Prep 25 mins
Cook 15 mins
An elegant meal that is both delicious and easy to prepare. Great Asian insipration. Tip: This recipe is also great using Lower Sodium or Certified Organic Beef Broth in place of the regular beef broth. From Swanson®.
- 1⁄2 package pepperidge farm frozen puff pastry sheet (1 sheet)
- 1 lb boneless beef sirloin or 1 lb top round steak, 3/4-inch thick
- 2 tablespoons cornstarch
- 1 3⁄4 cups swanson beef broth
- 1 tablespoon soy sauce
- 1⁄2 teaspoon crushed red pepper flakes
- 2 tablespoons vegetable oil
- 4 cups broccoli florets
- 2 green onions, sliced
- THAW pastry sheet at room temperature 40 minute Preheat oven to 400°F.
- UNFOLD pastry on lightly floured surface. Cut into 4 squares. Cut 3" slits from corners to centers of squares. Fold every other point to center to form a pinwheel. Press firmly to seal. Place on baking sheet. Bake 15 minute or until golden.
- SLICE beef into very thin strips. Mix cornstarch, broth, soy and red pepper.

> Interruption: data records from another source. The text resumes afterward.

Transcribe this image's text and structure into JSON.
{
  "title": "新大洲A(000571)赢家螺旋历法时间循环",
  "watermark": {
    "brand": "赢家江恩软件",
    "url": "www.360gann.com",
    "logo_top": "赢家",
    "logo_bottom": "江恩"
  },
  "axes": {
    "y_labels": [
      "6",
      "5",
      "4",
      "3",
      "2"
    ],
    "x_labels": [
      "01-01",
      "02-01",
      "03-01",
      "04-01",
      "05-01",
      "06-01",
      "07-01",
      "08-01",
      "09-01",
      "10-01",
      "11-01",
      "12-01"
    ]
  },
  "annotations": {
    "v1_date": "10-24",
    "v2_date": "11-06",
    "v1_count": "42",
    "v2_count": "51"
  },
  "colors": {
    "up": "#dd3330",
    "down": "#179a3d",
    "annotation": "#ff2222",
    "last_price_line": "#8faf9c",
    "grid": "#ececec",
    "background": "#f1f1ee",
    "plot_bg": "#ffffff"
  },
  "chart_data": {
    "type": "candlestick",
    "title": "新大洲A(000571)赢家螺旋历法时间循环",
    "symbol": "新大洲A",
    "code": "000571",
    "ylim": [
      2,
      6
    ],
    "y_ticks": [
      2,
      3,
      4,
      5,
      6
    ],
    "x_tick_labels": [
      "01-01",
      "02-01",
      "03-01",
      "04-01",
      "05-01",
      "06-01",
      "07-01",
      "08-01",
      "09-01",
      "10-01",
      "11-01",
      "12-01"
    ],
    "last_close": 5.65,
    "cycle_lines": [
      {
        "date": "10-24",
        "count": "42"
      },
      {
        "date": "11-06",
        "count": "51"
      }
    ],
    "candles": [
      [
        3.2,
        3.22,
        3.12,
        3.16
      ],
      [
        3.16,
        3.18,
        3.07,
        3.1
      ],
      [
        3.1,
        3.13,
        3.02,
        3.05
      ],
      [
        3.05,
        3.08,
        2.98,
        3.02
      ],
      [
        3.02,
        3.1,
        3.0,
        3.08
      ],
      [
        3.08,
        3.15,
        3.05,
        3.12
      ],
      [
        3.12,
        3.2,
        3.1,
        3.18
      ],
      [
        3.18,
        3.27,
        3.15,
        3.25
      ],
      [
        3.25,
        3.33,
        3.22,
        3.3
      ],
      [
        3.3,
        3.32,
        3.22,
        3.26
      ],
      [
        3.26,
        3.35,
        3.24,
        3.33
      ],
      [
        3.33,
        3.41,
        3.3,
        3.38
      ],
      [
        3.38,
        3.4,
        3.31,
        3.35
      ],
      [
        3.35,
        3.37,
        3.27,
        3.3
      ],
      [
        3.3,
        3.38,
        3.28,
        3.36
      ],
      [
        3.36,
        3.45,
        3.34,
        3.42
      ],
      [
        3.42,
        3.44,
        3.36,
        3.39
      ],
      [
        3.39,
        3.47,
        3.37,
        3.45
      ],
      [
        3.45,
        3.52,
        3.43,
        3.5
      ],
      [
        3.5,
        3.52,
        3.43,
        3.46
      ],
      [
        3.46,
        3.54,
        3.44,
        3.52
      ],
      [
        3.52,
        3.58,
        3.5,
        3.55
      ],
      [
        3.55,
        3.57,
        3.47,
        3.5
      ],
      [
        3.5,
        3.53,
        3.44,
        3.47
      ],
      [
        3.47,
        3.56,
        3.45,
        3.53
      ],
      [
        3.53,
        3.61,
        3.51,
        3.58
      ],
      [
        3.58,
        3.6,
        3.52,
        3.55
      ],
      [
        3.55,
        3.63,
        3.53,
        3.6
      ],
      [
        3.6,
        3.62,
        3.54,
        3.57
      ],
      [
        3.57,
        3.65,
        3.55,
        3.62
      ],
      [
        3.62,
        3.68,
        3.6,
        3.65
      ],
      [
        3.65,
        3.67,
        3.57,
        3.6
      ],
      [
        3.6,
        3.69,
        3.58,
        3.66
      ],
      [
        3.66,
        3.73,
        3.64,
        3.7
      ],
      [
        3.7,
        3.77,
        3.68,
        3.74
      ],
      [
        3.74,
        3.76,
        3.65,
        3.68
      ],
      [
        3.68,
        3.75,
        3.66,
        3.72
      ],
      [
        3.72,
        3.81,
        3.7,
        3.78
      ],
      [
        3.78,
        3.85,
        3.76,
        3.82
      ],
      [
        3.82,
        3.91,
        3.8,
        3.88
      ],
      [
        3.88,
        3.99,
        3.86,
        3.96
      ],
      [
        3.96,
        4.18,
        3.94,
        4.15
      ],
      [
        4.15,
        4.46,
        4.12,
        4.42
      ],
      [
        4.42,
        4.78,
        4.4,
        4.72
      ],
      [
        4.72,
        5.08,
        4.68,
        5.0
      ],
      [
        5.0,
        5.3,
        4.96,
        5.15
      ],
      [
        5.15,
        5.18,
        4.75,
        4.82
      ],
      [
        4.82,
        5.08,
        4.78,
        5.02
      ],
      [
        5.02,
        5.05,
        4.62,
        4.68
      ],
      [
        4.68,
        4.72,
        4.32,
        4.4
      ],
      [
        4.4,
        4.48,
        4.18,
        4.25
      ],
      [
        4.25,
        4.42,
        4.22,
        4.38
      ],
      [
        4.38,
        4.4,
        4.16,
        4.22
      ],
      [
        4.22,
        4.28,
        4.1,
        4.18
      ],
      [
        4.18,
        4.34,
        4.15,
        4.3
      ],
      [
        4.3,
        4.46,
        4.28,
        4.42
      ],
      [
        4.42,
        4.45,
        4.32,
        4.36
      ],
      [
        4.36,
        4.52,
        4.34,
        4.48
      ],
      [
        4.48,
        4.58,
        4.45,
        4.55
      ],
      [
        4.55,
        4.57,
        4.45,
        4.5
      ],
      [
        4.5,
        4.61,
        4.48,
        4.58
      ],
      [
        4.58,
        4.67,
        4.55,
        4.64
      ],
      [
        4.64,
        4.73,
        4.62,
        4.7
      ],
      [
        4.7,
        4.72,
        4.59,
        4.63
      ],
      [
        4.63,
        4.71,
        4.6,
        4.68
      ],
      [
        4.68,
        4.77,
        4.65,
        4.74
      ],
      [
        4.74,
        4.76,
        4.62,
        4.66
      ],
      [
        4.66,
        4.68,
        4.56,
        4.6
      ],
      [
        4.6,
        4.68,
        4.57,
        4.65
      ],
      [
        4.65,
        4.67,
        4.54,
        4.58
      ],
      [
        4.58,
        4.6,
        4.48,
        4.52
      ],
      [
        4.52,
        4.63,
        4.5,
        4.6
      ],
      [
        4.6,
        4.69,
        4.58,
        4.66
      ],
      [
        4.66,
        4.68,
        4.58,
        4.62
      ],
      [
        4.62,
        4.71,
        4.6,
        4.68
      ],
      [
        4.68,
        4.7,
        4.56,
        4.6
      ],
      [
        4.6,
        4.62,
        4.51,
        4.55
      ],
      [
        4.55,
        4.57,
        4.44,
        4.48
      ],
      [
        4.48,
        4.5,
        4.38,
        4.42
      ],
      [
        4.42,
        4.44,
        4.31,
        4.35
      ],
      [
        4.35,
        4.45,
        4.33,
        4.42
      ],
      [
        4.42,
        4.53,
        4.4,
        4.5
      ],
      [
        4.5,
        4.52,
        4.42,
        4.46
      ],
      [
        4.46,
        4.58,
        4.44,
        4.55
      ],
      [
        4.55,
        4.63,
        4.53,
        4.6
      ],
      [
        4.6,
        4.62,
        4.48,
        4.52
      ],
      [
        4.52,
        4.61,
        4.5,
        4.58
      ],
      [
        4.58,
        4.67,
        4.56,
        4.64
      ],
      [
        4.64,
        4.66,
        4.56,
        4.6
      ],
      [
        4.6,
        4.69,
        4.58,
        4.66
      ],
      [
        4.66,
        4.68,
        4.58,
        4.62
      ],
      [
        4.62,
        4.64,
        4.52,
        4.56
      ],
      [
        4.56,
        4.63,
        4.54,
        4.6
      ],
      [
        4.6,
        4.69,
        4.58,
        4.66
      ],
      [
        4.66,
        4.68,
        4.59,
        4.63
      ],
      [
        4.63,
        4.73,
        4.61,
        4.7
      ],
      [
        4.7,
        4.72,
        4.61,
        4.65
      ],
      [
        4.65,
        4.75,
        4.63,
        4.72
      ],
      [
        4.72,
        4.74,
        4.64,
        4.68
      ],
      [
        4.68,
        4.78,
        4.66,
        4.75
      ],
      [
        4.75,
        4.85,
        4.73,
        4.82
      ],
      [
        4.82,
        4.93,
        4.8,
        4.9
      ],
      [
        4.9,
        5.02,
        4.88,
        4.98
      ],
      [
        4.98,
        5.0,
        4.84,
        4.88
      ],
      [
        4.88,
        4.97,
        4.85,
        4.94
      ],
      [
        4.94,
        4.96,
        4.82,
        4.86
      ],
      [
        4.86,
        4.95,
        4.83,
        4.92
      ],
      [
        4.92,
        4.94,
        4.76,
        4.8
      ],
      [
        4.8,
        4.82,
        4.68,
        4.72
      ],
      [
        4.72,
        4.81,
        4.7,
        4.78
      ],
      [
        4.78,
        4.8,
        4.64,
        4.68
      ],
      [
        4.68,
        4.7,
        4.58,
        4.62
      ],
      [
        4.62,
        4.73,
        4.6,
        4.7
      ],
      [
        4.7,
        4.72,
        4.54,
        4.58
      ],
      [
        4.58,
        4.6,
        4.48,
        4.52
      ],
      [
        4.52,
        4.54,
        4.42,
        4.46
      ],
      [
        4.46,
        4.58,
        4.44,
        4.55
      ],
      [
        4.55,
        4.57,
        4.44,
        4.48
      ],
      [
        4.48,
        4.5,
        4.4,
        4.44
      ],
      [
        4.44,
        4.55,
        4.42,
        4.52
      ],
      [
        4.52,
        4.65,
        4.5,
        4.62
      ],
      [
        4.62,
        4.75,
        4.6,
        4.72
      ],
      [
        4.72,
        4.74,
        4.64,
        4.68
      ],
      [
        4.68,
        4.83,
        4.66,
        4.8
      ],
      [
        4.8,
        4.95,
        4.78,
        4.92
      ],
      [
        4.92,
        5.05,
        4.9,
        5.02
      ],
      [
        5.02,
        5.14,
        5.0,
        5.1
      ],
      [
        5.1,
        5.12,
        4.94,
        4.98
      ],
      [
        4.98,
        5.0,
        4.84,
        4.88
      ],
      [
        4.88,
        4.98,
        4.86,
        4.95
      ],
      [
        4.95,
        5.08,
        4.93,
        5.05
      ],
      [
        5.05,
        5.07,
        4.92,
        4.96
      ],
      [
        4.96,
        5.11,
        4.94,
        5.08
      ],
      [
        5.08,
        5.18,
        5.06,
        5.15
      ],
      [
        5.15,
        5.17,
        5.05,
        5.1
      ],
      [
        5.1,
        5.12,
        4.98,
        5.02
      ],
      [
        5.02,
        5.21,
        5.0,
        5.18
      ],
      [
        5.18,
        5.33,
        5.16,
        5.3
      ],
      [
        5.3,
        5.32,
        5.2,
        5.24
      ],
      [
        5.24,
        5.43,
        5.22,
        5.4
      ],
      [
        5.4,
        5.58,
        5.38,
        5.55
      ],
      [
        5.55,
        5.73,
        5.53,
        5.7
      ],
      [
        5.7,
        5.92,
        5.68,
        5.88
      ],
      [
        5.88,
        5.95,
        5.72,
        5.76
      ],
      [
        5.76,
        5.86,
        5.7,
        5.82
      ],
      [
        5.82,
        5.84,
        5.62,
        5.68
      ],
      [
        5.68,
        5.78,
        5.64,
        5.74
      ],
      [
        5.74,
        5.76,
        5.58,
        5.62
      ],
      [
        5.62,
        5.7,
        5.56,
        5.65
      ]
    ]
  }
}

- HEAT half the oil in skillet. Add beef and stir-fry until browned. Remove beef.
- ADD remaining oil. Add broccoli and onions and stir-fry until tender-crisp.
- ADD cornstarch mixture. Cook and stir until mixture boils and thickens. Return beef to skillet and heat through. Serve over pastry pinwheels.
- To make slicing easier, freeze beef 1 hours.